Nel 2000 passa alla Virtus Siena come vice di coach Dado Lombardi, cui prenderà successivamente il posto al timone della formazione toscana per una stagione e mezzo. L’anno seguente è a Scafati in A2 (allenatore Frank Vitucci), prima dell’esperienza da head coach a San Severo in B2. Il ritorno a Roseto porta un’altra Finale Nazionale raggiunta a livello giovanile, stavolta con l’Under 17, e soprattutto la nomina di capo-allenatore ad interim nella massima serie, dopo l’esonero di Luca Dalmonte e prima dell’arrivo di coach Neven Spahija, altri due nomi importanti in una carriera che ha visto Andrea collaborare con molti dei tecnici più prestigiosi a livello italiano ed internazionale. Seguono altre esperienze da head-coach, a Rovereto (B2), Lucera (C1), Foligno (C2) e Battipaglia (C1). Nella città campana dirige per una stagione anche la squadra femminile partecipante al campionato di Serie B, prima di tornare in Abruzzo e collaborare con il settore giovanile di Giulianova prima, e con le squadre senior di Penne (C2) e Magic Chieti poi. Proprio con la società teatina vince il campionato di Serie D, e nell’annata successiva conduce la matricola biancoverde ad un torneo di vertice (affrontando anche la Pescara Basket) prima di lasciare la panchina. Ultima esperienza di un ricchissimo palmares quella di quest’anno, con la Yale femminile, conclusa da poche settimane.
Un tecnico di grande valore per la categoria, che metterà al servizio di squadra e società la grande esperienza e le indubbie qualità mostrate negli scorsi anni. Queste le prime dichiarazioni del neo-allenatore biancazzurro: “Partire da uno 0-5 non è ovviamente piacevole per nessuno, ma avendo il vantaggio di conoscere qualità e caratteristiche dei miei nuovi giocatori ho grande fiducia nel poter risollevare questa situazione. Il primo impatto con la squadra è stato molto positivo, ho visto in tutti grande volontà ed il massimo impegno per uscire dal momento difficile, e di certo la classifica non rispecchia l’andamento del campionato finora, con diverse vittorie mancate per un soffio”, sottolinea il coach, che ribadisce anche come “Questa società sta lavorando tanto e bene a livello giovanile, diventando il punto di riferimento nell’area pescarese ed una delle realtà più importanti della regione. Per questo è necessario che la prima squadra sia uno specchio importante per i nostri ragazzi, che devono vederla come un obiettivo possibile da raggiungere con il lavoro e l’impegno”.

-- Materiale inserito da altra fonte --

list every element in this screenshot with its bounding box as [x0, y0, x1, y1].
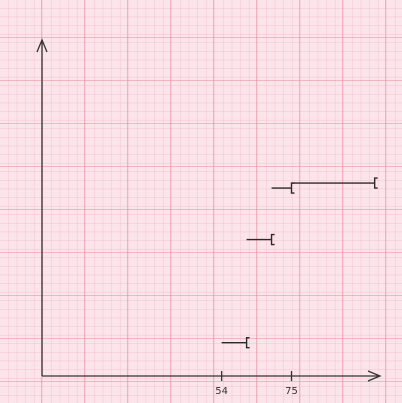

La chiusura è dedicata ai prossimi impegni, che vedranno Pescara affrontare due complicati derby in trasferta: “Il percorso è certamente proibitivo, ma sono abituato a rispettare tutti e nello stesso tempo essere rispettato dagli altri. Per questo ce la metteremo tutta, tenendo ben presente che il lavoro quotidiano e l’applicazione negli allenamenti rappresentano il miglior biglietto da visita per arrivare pronti alle partite. Dando il 100% e lavorando uniti e compatti sono convinto si possano raggiungere risultati importanti, a fine anno poi tireremo le somme”.
Questo il commento del presidente Luca Di Censo: “Cambiare allenatore non è stata affatto una decisione semplice da prendere, in quanto con coach Luca Tracanna abbiamo condiviso vittorie e momenti importanti, ma all’ambiente serviva una scossa, per invertire la rotta di un campionato in cui non siamo partiti con il piede giusto. La scelta è ricaduta su un allenatore con esperienza e carisma, che già in passato si è trovato a gestire situazioni di questo tipo riuscendo nell’obiettivo di migliorare il rendimento della squadra. Ho grande fiducia nel fatto che succederà anche stavolta, e che la pur dolorosa decisione presa si riveli quella corretta”.